Commodity simplesmente, não! "Commodity Ambiental", como concebeu a mentora desta idéia, a economista Amyra El Khalili, coordenadora de Rede Internacional de Comunicação CTA-JMA. A água, o sangue de Gaia, o ouro azul que mamãe Oxum tornou mais abundante no Brasil do que o petróleo no Oriente Médio, não pode ser tratada como uma simples mercadoria e depois prostituída, através dos cafetões da velha ordem, através de uma atitude econômica perversa que não vê nada além de lucros. Para estes, o princípio de humanidade passou longe...Chega de miséria socioambiental! Antes de tudo, este milênio será um ciclo do reerguimento do feminino (da anima) numa escala global. Lutar pela água e por um mundo ecologicamente sustentável e fazer nossa humanidade se reencontrar com o feminino, seja individual ou coletivamente. Commodity ambiental de uma lado, sim, mas com uma reestruturação coletiva dos princípios cosmo-ontobiosféricos, também.

PO- Grandes empresas como a Nestlé estão comprando água em todo o mundo.Como você vê esta "privatização" da água?

MB- Quem ler o "Dossiê Nestlé A Teoria da Conspiração Movimento Cidadania pelas Águas", certamente ficará bastante preocupado com duas coisas: a água em si, e a nossa cidadania biosférica. Nunca é demais perguntar: onde a tua soberania foi parar? Onde foram parar os direitos sobre as riquezas do Brasil e dos cidadãos de São Lourenço que foram lesados nesta história pela multinacional Nestlé, que explora as águas desta região? Minha certeza, é a minha esperança: estamos ingressando num ciclo mundial onde não haverá mais espaços para um "John Davison Rockefeller das águas". A questão é grave, pois toca no princípio de soberania e cidadania biosféricas; além disso, também somos os detentores das maiores reservas de água mineral. Somos filhos de índios, portanto, devemos apelar para nossas raízes arquetípicas: nesta história, sejamos fortes como um cacique, mas sábios e profundos como pajés.
O que é o Aqüífero Guarani ?

De uns tempos para cá, andei me informando sobre esse tema e fiquei profundamente comovido com tal riqueza. O Aqüífero Guarani é a maior reserva subterrânea de água doce do mundo. Está localizado no Cone Sul e abrange os territórios da Argentina, Uruguai, Paraguai e Brasil, sendo que 71% da superfície deste aqüífero abarca oito estados brasileiros. Como se não bastasse o nosso inigualável patrimônio biogenético, ainda fomos agraciados pela Mãe-Terra com um potencial hídrico invejável, do qual o Gigante do Guarani é mais um destaque. Sugiro a todos a leitura de uma matéria que fiz para o Informática/JB, onde disponibilizei vários links sobre o assunto: um tema que realça, e muito, a importância geopolítica desta região para os anos vindouros. Pense nisso, pois é uma noção fundamental de conscientização ecológica transfronteiriça, um passo essencial, portanto, para a fundamentação de uma cidadania, global, biosférica.

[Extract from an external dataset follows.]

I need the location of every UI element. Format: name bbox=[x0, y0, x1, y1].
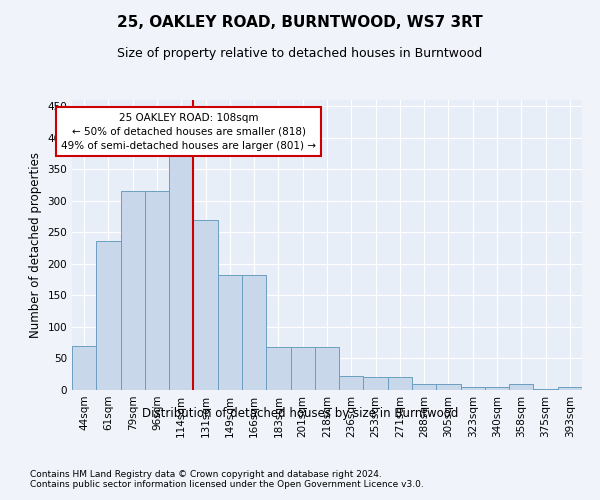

Link: http://jbonline.terra.com.br/jb/papel/cadernos/internet/2002/03/06/jorinf20020306007.htm

PO- Fale sobre o Programa de Educação Ambiental para a Baía de Guanabara e a proposta dos Protetores da Vida.

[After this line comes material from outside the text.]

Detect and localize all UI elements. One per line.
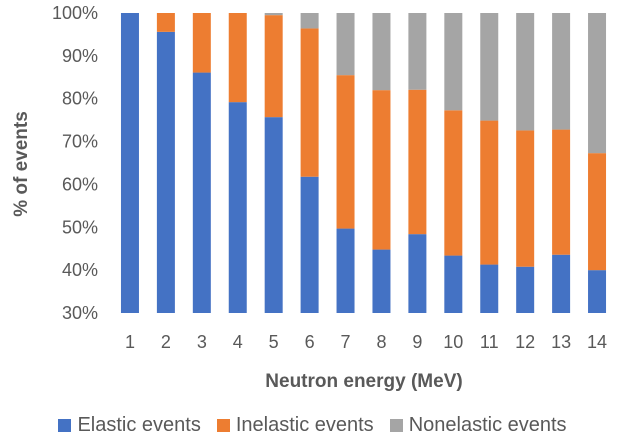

MB - Em 2001, durante o primeiro e segundo semestres, tive a oportunidade trabalhar como coordenador de comunicação e conteúdo deste expressivo programa de educação ambiental. Executado no Estado do Rio de Janeiro pela Ong CIMA — Centro de Cultura, Informação e Meio Ambiente —, o projeto Protetores da Vida Baía de Guanabra www.protetoresdavida.org.br é uma semente inédita de conscientização, luta e recuperação deste rico e importante símbolo histórico e ambiental de todos os brasileiros. Sua marca: o trabalho e toda a problemática socioambiental que assolam a Baía foram efetuados não de uma forma isolada, mas em torno da Bacia Hidrográfica da Baía de Guanabara. Logo, foi essencial para o desenvolvimento e o conseqüente processo de conscientização ambiental das populações que atuaram neste projeto, a compreensão sobre o conceito de bacia hidrográfica, um princípio fundamental para a defesa da vida e da qualidade de nossas águas.